Former MP takes Ontario PC Party to court over nomination snub
CBC
The Ontario Progressive Conservative Party faces a court battle in the wake of Premier Doug Ford's move to appoint a candidate in a riding considered an easy election win for the PCs.
Ford kiboshed the party's nomination race in Simcoe-Grey by naming Brian Saunderson, currently the mayor of Collingwood, as the party's candidate for next June's election.
The court case is being brought by Stella Ambler, who has presented evidence that she was poised to win the nomination had PC party members in Simcoe-Grey been allowed to vote.
Lawyers for Ambler are asking the Ontario Superior Court of Justice to quash the appointment and force the party to reopen the candidate nomination race. A hearing is scheduled for Friday.
Ambler "led a vigorous campaign, expending significant time, effort and resources," her lawyers say in a court document. "Then, just two days after a membership list was disseminated showing Ms. Ambler in the lead, the nomination race was abruptly cancelled."
The lawyers claim the move violates the PC Party constitution, which calls for the candidate nomination process to be "open, public and democratic."

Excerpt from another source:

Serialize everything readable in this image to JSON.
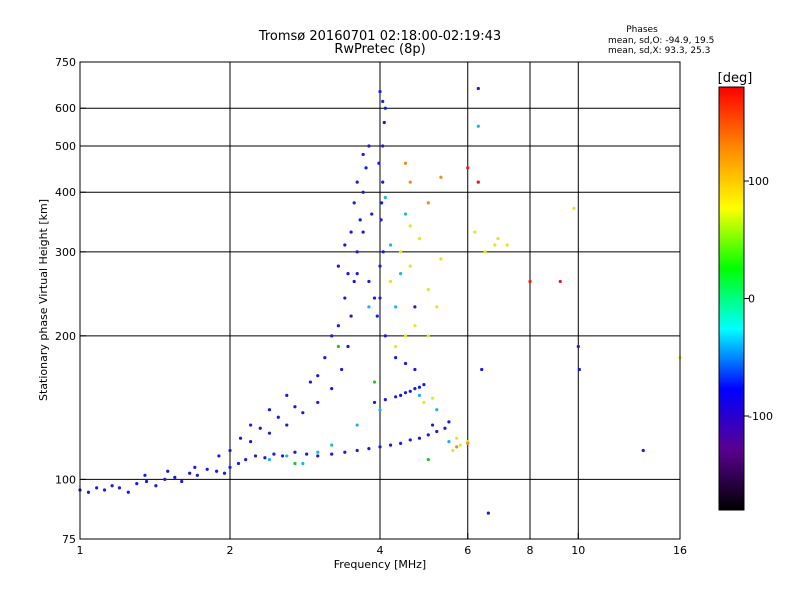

A clause in the party's nomination rules allow the leader to appoint up to 10 election candidates among Ontario's 124 ridings. Saunderson is the first — and so far only — candidate appointed by Ford under that rule for the 2022 election.
Ambler's lawyers argue that the power is only intended to be used in limited circumstances, not when a nomination race is well underway. She began her campaign in November 2020, the party green-lit her to seek the nomination in January of this year, and Ford scuttled the race in June by appointing Saunderson.
The PC Party's lawyers argue that the leader has always had power to appoint candidates and that the court should toss out Ambler's case.
"Her current application fails to forthrightly request what she ultimately wants — an order that the court force the party leader to endorse her as a candidate," said lawyer Arthur Hamilton in an email Thursday to CBC News.
Hamilton said the court does not have the capacity or jurisdiction to make such an order.
"The leader of a political party has the unfettered prerogative under the Elections Act to determine whether the party endorses a particular individual," the PC lawyers state in their court document.
Simcoe-Grey has gone to a PC candidate in every election since its creation. The incumbent, Jim Wilson, resigned from the PC caucus in late 2018, has been sitting as an independent since then and announced he would not seek re-election next year.
Ambler lives in Wasaga Beach and her website for the PC nomination in Simcoe-Grey remains active. Her court document describes her as "actively involved in conservative politics at both the national and provincial level for over three decades." She previously served federally as the Conservative MP for Mississauga South.